My philosophy regarding screening and monitoring for end-organ damage is probably more aggressive when compared with some of the approaches outlined in the American Society of Hematology (ASH) 2019 guidelines on cardiopulmonary and kidney diseases in SCD. In the context of detecting pulmonary hypertension, the ASH 2019 guidelines recommend against routine screening with echocardiography in asymptomatic children and adults with SCD. However, cardiopulmonary disease is the main cause of death in adults with SCD. Even if there are no interventions shown in phase 3 clinical trials to improve these factors in patients with SCD, there is value in knowing that a marker of early mortality is present. A 30-year-old patient may want to know how they are doing, and so, cardiac assessment is valuable in this sense. Elevated tricuspid regurgitant jet velocity measurement is among the biomarkers that are most predictive of early death in adults with SCD; brain natriuretic peptide, N-terminal pro-B-type natriuretic peptide levels, and the 6-minute walk test are other valuable assessments.
Similarly, with respect to lung function, the ASH 2019 guidelines suggest that pulmonary function tests should not be done routinely in asymptomatic individuals with SCD. However, lower predicted percentages of forced expiratory volume in 1 second (FEV1) has been associated with earlier mortality in young adults with SCD. Further, although there is currently no therapy to attenuate FEV1 volume loss in SCD, pulmonary function testing is an important biomarker for the adult SCD population because it allows for early intervention to address other respiratory risk factors, such as smoking, that can decrease pulmonary function.
Monitoring renal and cerebrovascular status is also critical. Children with SCD can have glomerular hyperfiltration at as early as ages 2 to 3 years. As they get older, albuminuria develops, so screening for increased albuminuria and creatinine ratio is advisable as soon as a child can reliably void in a cup. The ongoing use of hydroxyurea and a referral to a nephrologist may be warranted.

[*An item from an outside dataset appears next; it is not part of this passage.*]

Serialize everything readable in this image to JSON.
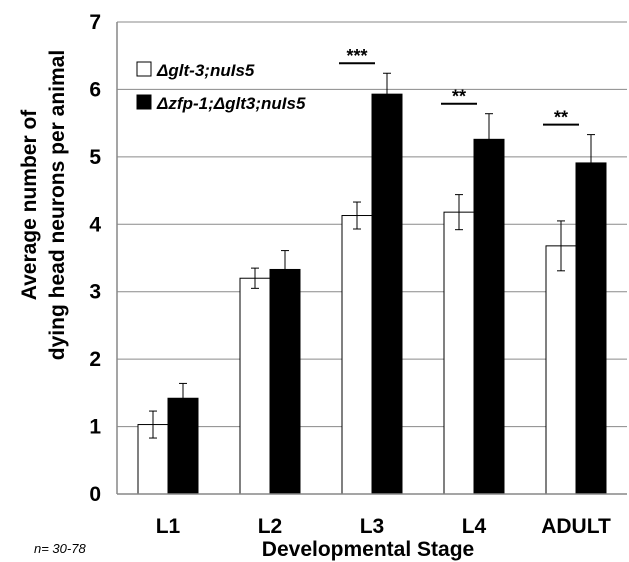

For the brain, the standard of care in all high-income countries is annual transcranial Doppler measurement in children with hemoglobin SS and hemoglobin Sβ0, starting at 2 years of age through 16 years of age, with monthly blood transfusions for at least 1 year. After 1 year, children with no evidence of cerebral vasculopathy based on magnetic resonance angiography (MRA) or silent cerebral infarcts can be offered maximum-tolerated hydroxyurea therapy instead of monthly blood transfusions. If the child does have MRA-defined vasculopathy or silent cerebral infarcts, a transition to hydroxyurea is not recommended.
Unfortunately, despite all of our best treatments, the median life expectancy of patients with SCD is 48 years of age in the modern era. In the adult SCD population, the clustering of end-organ disease is common and multiple organ impairment predicts mortality. Based on the shortened life span of adults with SCD, we carefully monitor heart, lung, kidney, and brain function in children and adults with SCD as per evidence-based guidelines.